The pricing model grew rental revenue over the course of the lease up. “It wasn’t just that we were using the model, we dropped rents and we got full. We were actually growing rents as we moved along through the lease-up,” explained Gunderson. The CRM in concert with AI and the revenue management was thinking about all of those things together and fulfilling Bristol’s goals as an owner to get to a specific occupancy within the timeframe of their pro-forma.

Gunderson added, “If you are not using AI, you are missing leases. Thirty five percent of the interaction that we had with people looking to rent an apartment occurred when we didn’t have humans in the office. It equates to 185 man hours saved, which of course is a bonus to the bottom line and improves the resident experience,” said Gunderson.

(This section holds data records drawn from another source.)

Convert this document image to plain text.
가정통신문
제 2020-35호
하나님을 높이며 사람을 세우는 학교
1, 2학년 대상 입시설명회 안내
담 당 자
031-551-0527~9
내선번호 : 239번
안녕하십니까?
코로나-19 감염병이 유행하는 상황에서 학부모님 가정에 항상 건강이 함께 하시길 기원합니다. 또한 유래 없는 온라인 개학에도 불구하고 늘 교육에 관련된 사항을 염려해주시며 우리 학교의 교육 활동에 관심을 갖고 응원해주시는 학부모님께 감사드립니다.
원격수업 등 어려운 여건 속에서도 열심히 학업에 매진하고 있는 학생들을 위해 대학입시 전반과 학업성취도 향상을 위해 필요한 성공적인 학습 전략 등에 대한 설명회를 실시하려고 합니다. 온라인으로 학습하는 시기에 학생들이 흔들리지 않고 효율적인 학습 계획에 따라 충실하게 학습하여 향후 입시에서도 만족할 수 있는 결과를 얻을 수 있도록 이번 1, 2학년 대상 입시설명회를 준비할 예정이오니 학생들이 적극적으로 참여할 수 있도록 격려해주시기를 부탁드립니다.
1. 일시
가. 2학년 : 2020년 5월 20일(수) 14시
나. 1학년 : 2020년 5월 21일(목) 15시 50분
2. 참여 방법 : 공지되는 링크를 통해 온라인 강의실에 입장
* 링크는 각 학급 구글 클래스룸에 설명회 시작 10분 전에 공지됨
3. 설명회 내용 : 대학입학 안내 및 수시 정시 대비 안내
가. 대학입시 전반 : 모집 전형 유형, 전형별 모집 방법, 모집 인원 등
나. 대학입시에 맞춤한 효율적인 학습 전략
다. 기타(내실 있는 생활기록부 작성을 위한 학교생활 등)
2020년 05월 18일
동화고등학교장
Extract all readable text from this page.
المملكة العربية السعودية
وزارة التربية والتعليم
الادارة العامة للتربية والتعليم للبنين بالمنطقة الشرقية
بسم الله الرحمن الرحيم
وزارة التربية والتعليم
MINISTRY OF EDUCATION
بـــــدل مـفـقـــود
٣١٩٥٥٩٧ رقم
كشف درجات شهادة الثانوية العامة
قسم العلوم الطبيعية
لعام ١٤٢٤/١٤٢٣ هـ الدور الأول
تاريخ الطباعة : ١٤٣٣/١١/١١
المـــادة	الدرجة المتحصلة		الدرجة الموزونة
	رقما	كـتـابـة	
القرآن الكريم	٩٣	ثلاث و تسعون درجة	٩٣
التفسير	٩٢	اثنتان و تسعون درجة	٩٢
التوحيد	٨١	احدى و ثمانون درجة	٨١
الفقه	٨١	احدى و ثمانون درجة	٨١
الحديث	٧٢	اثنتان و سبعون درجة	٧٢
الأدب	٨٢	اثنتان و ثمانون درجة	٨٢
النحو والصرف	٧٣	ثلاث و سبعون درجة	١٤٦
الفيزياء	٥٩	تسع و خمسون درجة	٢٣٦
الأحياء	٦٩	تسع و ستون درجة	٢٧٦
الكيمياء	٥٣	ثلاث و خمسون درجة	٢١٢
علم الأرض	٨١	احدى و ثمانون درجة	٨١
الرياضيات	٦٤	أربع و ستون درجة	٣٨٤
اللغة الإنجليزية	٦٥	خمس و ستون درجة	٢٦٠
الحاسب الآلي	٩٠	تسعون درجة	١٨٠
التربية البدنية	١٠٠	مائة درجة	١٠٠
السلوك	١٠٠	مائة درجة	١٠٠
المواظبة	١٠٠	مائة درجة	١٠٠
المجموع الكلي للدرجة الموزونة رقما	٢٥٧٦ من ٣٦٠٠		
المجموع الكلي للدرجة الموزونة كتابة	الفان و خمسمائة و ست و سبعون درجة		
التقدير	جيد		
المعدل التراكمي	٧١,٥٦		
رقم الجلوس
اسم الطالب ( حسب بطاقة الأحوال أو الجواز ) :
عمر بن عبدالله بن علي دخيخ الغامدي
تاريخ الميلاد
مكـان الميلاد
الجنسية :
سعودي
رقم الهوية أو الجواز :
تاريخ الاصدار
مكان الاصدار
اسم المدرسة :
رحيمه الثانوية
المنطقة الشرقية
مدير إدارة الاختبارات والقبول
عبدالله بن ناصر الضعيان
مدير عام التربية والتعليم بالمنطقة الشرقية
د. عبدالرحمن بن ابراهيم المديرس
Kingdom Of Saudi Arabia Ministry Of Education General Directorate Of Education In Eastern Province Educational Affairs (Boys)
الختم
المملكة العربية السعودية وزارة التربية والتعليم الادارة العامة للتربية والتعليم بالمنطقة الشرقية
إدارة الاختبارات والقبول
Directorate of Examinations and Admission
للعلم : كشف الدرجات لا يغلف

When they started, they were at about a $100 less than when they ended the lease up. So not only were they growing occupancy over nine to 10 months, they were growing rental revenue at the same time and still meeting their objectives in terms of per month lease absorption.

Even in seasonably slower periods of time, November and December, Bristol was still able to raise rent and continue to grow occupancy because they had those leads that were being worked in concert with the revenue management software. “You don’t start off at a revenue that you end up at just because you’re trying to understand demand and figure out what’s going to work in the market,” said Gunderson.

As her Bristol Development Group case study demonstrated, with the right tech tools a property can actually outperform in a soft market. Sivalenka added, “You can squeeze more juice out of the same demand even in a softening environment without having to spend or put more marketing dollars behind demand creation.”